Mechanically stabilized earth structures are typically less costly to build than cast concrete systems, but have a high failure rate...
(Excerpt) Read more at latimes.com ...
Keep the right-of-ways. Just don’t build it.
As Willie Green says, “build it and they will come.”
Oh wait... they can’t even design and build a bridge for it!
Still the Bullet Train To Nowhere.
Couldn't they have used papier-mâché and Elmer's glue?
Its fascinating how Democrats are obsessed with nineteenth century transportation technology.
That’s apparently being funded by the gas tax increase.
Idiots.
Lunatics.
Several billion dollars and they don’t even have a bridge?
How is the same state that built the Golden State Bridge on time and on budget?
Sheesh.
I can see it now. 30 years the thing will be ready for opening after spending $150 billion to link SF and LA and the day before it opens a big earthquake hits, knocking at 50% of the bridges.
The greatest waste of money in world history.
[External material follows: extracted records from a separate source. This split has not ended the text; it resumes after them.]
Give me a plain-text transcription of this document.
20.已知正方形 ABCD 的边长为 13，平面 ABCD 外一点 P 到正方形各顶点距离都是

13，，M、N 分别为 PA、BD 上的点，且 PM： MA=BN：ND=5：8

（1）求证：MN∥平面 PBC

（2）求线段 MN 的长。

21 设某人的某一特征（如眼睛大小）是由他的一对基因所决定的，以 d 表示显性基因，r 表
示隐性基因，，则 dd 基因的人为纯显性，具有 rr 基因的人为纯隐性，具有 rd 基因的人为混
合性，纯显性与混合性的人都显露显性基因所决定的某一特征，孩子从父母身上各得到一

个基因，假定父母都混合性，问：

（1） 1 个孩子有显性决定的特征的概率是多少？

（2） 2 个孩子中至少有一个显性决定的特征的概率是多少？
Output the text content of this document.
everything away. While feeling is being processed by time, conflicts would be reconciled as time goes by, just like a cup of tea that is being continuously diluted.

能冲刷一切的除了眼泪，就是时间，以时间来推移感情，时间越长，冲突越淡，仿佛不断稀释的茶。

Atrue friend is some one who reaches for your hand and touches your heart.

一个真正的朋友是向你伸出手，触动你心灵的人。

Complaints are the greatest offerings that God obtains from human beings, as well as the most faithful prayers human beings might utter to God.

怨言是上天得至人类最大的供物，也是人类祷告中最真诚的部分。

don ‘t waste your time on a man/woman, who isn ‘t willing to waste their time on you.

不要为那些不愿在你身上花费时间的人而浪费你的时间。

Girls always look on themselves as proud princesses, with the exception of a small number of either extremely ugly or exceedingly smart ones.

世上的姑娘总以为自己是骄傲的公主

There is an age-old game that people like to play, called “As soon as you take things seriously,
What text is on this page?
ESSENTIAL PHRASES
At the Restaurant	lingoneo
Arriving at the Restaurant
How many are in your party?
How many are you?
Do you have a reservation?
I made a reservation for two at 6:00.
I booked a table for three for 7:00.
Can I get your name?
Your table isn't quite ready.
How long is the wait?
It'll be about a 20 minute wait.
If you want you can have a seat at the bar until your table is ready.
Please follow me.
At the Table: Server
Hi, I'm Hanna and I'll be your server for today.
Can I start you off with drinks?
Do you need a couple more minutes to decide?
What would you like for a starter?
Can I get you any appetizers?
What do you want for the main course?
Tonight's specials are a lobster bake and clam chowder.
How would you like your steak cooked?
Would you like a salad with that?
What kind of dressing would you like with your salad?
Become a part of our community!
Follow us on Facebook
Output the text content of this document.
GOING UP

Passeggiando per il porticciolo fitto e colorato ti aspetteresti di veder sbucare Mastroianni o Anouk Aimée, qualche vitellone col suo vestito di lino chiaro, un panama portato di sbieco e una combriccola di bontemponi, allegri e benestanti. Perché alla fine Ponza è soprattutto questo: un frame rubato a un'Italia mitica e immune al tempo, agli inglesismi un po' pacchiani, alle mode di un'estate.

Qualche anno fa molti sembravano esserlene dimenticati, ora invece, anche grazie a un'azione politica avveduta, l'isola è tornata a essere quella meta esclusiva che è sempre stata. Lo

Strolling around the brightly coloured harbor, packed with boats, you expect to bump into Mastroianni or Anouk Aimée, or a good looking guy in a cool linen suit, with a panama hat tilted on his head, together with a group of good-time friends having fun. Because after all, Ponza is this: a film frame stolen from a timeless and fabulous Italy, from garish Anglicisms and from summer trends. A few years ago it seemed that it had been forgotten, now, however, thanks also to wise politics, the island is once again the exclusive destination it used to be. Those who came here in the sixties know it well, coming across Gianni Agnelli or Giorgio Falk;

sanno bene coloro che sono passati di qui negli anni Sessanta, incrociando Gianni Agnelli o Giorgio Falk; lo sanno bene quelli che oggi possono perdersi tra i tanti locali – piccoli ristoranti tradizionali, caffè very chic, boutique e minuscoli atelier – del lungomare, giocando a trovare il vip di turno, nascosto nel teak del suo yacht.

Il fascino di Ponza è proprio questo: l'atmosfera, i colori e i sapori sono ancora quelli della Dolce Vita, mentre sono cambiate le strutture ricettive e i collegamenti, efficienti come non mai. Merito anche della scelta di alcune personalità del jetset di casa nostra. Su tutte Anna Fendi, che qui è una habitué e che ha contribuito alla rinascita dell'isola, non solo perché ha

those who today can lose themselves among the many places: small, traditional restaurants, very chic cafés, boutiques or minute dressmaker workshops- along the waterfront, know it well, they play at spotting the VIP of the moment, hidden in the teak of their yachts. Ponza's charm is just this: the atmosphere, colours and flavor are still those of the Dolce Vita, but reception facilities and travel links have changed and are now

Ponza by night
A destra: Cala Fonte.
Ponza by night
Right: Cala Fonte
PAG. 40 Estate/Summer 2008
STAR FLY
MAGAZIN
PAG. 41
Follow the money going to all the RAT donors in CA and right to Moonbeam and his Assembly cohorts, wanna bet?
IF it ever gets built.
Its safe to say though, none of us alive on this thread will get to ride it should it happen by some miracle.
Just bottomless spending up the wazoo and nothing gets done.
1. Build
2. Design
3. Raise estimate of cost and also extend delay
Like the article said, lack of program management and oversight.
But this is a political project, not something run by the private sector so completing a project isn’t critical.
If you have to ask, that’s a feature, not a bug - and not to worry, the taxpayers are covering the fiasco.
The Mex Met will never be finished.
What if the bridge authority ordered part of the “J” train torn down?
Liberal virtue signaling.
It was never about solving CA’s transportation needs.
Ten years after voters approved it, its still tangled up in paperwork.
You can see bureaucracy in and of itself is a miracle.
As such, it will be around long after the rest of us are gone.
That will still be finished before a 2nd-level US Highway extension first discussed here in the late 1950s
Shut it down.
“Mechanically stabilized earth structures are typically less costly to build than cast concrete systems, but have a high failure rate...”
Good thing they are in a geologically stable area.